Healthcare software is a paradox to me, because it's so important to our
society, but it's just kinda .... shit. After doing interviews and surveys, I
can safely say that doctors and medical professionals feel the same. The
software my GP uses was literally first put in place when I was born, and it
hasn't changed since then.

There are many factors why healthcare software is bad, but one thing is for
sure - most health IT systems are huge, complicated, monoliths. Most medical
practices have a single system which does literally everything. This makes it
super hard to swap out parts of the system to make improvements - you can't
just improve say, the appointment management system without touching anything
else - you have to do it all at once.

This makes 'upgrading' your healthcare software, stupidly hard, and stupidly
expensive.

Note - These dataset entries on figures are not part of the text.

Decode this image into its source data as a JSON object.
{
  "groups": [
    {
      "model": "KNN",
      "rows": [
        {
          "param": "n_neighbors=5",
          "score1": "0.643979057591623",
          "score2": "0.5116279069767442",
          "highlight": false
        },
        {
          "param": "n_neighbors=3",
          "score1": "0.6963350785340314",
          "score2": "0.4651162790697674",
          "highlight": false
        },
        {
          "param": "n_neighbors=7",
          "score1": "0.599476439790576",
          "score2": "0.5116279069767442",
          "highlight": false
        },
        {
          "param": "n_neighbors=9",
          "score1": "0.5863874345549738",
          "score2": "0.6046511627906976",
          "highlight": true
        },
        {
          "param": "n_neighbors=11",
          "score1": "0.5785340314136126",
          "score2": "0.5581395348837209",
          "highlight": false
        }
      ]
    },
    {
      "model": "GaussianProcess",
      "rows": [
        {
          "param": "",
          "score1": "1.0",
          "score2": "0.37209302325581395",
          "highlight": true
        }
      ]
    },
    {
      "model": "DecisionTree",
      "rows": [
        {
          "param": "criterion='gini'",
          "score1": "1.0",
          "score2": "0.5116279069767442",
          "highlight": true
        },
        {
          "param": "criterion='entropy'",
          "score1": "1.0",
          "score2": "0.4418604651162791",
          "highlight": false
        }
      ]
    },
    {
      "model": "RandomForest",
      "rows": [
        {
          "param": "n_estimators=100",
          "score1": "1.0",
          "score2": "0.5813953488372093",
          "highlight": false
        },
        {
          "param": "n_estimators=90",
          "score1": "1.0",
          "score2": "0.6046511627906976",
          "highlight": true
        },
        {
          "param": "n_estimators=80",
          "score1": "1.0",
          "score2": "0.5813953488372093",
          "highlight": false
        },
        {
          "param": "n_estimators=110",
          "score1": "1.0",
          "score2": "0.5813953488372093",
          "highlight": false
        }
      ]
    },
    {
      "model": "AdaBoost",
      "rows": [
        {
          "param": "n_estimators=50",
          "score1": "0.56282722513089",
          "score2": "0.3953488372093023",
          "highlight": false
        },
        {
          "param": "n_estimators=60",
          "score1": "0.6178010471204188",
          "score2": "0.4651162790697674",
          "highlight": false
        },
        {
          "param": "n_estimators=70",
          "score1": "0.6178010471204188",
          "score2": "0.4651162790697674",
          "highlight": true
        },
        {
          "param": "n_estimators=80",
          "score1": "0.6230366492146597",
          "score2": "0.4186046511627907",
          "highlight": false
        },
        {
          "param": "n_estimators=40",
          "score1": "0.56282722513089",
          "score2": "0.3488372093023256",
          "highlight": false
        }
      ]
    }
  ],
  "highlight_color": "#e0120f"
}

The reality is that a doctor with the worlds best software, and a
doctor with the worst will probably see the same amount of patients in a week
- it's hard to justify when the cost can literally be in the
[billions]([http://barnett.surge.sh/welcome/intro.html](http://barnett.surge.sh/welcome/intro.html))

So what's the future? I think there's three options.

1\. Nothing changes, we keeping doing as we have for the last 30 years or so.

2\. We break up the complexity of these systems, allowing for faster,
iterative improvement. This is where my design proposal aims to sit.

3\. A leap frog technology comes along, which either has huge value, or is
super easy to implement. Machine learning and modern AI could be this, but
it's a long shot, and cultural challenge.

So yeah, this is my thesis, hope you find it as interesting as I did.